Sugar is best selling product it has highest data in the partition.

Now there is a GroupBy / Shuffling of data. All the Sugar data comes to one partition.

By default there are 200 partitions, but 195 are empty.

The resources are getting wasted because these 195 partitions also need to be shuffled.

The 5 partitions become 5 tasks but Partition 1 takes lot of time to run.

Now AQE coalesces the partitions.

Two tasks are now reduced and also 2 cores become free.

But even after coalescing we may end up with data skew.

Once we coalesce we end up with 2 partitions and 1/2 completes fast, the one with sugar takes time.

If median is 5MB and one partition is > 25MB then the data splits.
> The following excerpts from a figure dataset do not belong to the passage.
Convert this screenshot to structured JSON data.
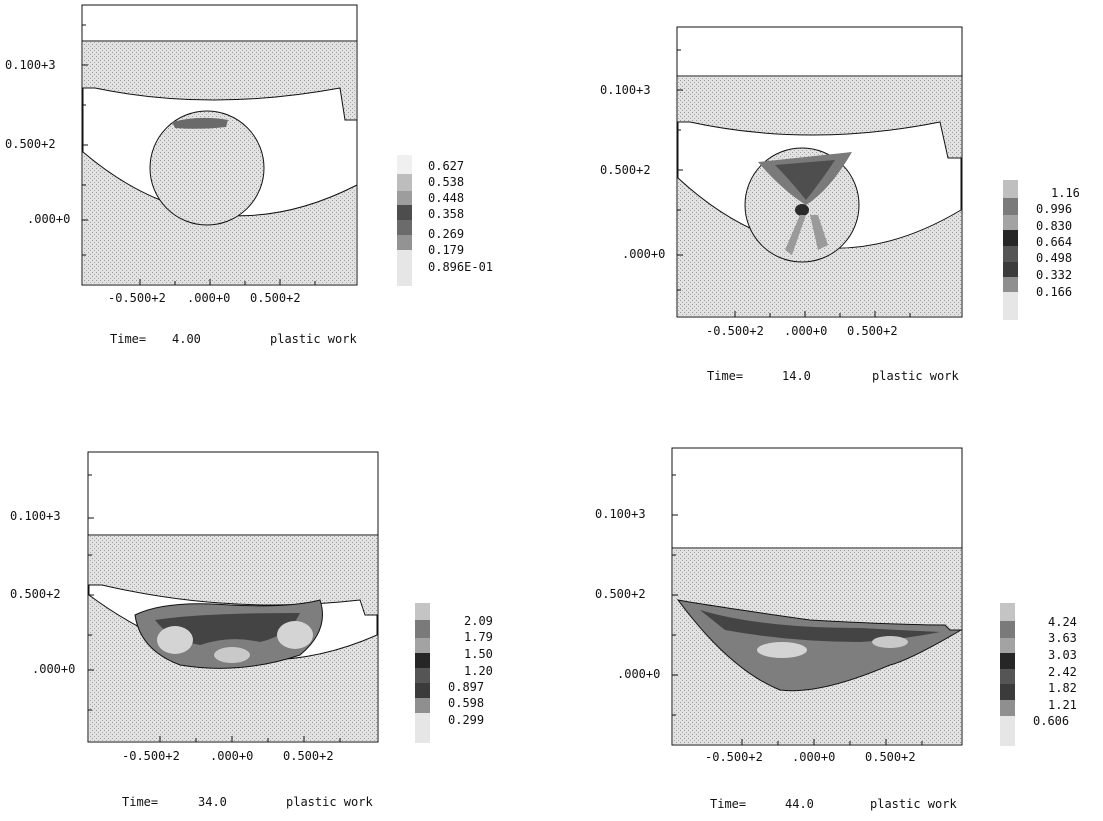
{
  "colors": {
    "background": "#ffffff",
    "ink": "#111111",
    "region": "#d7d7d7",
    "legend": [
      "#f2f2f2",
      "#b5b5b5",
      "#959595",
      "#3a3a3a",
      "#5f5f5f",
      "#7a7a7a",
      "#e8e8e8"
    ]
  },
  "panels": [
    {
      "y_ticks": [
        "0.100+3",
        "0.500+2",
        ".000+0"
      ],
      "x_ticks": [
        "-0.500+2",
        ".000+0",
        "0.500+2"
      ],
      "legend": [
        "0.627",
        "0.538",
        "0.448",
        "0.358",
        "0.269",
        "0.179",
        "0.896E-01"
      ],
      "time_label": "Time=",
      "time_value": "4.00",
      "variable": "plastic work"
    },
    {
      "y_ticks": [
        "0.100+3",
        "0.500+2",
        ".000+0"
      ],
      "x_ticks": [
        "-0.500+2",
        ".000+0",
        "0.500+2"
      ],
      "legend": [
        "1.16",
        "0.996",
        "0.830",
        "0.664",
        "0.498",
        "0.332",
        "0.166"
      ],
      "time_label": "Time=",
      "time_value": "14.0",
      "variable": "plastic work"
    },
    {
      "y_ticks": [
        "0.100+3",
        "0.500+2",
        ".000+0"
      ],
      "x_ticks": [
        "-0.500+2",
        ".000+0",
        "0.500+2"
      ],
      "legend": [
        "2.09",
        "1.79",
        "1.50",
        "1.20",
        "0.897",
        "0.598",
        "0.299"
      ],
      "time_label": "Time=",
      "time_value": "34.0",
      "variable": "plastic work"
    },
    {
      "y_ticks": [
        "0.100+3",
        "0.500+2",
        ".000+0"
      ],
      "x_ticks": [
        "-0.500+2",
        ".000+0",
        "0.500+2"
      ],
      "legend": [
        "4.24",
        "3.63",
        "3.03",
        "2.42",
        "1.82",
        "1.21",
        "0.606"
      ],
      "time_label": "Time=",
      "time_value": "44.0",
      "variable": "plastic work"
    }
  ]
}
By default spark does sort merge join.

Now if we compress table2 to become 10mb, even though sort merge join DAG is built, if AQE is enabled, we can check runtime statistics.

Since data is only 10MB we can broadcast the data but shuffling still happens only sorting and merging is avoided.

We are considering two tables where key = Sugar and just 128MB of data.

Let's show other partitions also

Now when we do the Sort Merge Join and get all keys together the Sugar partition size increases.

All tasks except the one with Sugar completes fast.

This leads to OOM error.

AQE has ShuffleReader, it has statistics on the memory and size of each partition. This parttion gets automatically split in both tables.